No, not some reason. It was a deliberate mind-fuck. They wanted to make him desperate, so that by the time he saw the light of day again, he would honor his agreement to serve el Pulpo, like a weak-willed coward.
But what el Pulpo still didn’t understand about X was that he had already endured solitary confinement for most of a decade in his trek across the surface wastes. Those years were the hard part. This? This was like taking a nap.
“I can handle isolation,” he growled in his scratchy voice. “I invented isolation!”
Anyone who understood English would think him crazy, but that was the point. That was his game. Make them think he was crazy, so they’d let him out of here.
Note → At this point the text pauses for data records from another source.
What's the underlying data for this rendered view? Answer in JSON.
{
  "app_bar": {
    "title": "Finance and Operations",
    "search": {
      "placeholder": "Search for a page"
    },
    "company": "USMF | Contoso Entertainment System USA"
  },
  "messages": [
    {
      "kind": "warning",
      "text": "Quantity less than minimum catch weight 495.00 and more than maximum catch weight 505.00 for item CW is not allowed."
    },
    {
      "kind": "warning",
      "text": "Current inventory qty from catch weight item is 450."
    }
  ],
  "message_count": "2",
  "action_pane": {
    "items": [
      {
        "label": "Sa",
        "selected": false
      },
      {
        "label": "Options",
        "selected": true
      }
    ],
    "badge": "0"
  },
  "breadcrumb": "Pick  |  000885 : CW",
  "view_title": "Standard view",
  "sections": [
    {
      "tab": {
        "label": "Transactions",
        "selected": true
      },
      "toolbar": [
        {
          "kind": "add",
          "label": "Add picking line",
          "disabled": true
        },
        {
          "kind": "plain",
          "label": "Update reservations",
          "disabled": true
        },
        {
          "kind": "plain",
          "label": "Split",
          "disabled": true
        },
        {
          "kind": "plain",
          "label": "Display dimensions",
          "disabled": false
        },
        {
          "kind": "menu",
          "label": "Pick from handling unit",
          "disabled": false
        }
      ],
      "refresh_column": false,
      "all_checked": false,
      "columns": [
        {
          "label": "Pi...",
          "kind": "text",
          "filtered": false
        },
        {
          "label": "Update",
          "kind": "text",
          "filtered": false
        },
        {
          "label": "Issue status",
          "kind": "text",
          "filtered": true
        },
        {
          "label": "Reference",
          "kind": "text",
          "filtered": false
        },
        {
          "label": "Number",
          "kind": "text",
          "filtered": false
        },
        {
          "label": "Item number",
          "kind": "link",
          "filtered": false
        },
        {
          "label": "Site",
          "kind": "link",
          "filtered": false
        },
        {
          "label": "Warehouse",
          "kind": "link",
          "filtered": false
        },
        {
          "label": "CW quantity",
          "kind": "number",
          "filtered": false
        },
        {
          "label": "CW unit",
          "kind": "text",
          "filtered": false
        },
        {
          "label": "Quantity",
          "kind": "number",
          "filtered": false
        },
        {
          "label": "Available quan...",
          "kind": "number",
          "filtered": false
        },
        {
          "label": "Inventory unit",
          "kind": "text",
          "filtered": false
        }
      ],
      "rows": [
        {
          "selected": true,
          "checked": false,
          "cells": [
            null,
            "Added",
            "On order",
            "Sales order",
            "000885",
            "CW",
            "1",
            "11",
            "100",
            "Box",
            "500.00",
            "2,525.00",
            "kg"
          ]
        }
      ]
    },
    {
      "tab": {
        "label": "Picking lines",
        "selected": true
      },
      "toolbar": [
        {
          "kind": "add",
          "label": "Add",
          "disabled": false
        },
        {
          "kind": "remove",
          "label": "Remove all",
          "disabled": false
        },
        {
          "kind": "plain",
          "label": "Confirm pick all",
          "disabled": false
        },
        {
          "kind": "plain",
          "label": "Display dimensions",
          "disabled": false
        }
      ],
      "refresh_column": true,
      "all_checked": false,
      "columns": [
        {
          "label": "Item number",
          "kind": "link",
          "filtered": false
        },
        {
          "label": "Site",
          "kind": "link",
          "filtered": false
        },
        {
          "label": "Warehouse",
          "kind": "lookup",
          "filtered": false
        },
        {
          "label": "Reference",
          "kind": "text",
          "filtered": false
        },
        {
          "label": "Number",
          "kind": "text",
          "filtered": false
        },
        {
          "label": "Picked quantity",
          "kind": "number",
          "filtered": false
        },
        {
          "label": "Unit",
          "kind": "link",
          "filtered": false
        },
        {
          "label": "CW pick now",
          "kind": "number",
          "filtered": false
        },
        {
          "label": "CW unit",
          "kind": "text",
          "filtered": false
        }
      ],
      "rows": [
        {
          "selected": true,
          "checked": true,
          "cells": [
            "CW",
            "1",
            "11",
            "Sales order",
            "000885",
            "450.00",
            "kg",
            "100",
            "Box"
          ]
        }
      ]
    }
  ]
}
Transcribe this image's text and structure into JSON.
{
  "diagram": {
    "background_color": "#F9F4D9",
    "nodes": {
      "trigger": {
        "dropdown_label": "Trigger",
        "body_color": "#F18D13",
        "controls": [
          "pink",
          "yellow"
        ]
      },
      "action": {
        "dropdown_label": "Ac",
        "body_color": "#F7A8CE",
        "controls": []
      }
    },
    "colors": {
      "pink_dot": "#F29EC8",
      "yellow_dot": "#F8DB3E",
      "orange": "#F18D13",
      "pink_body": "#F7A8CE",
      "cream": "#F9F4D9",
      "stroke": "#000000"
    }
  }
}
He turned to the small window in the cell—just a sliver no wider than a sword blade. All he could see was part of the oil rig, and a container ship that had docked there. A crane was unloading barrels from its deck while two men in dark suits and straw hats seemed to be tallying them. He still didn’t know where the Cazadores were getting usable gasoline, but they had found a stash somewhere. After watching for a few more minutes, he sat back down on the floor of his cell and went on checking his wounds. When he had finished cleaning them the best he could, he lay back with his head cupped in his hands.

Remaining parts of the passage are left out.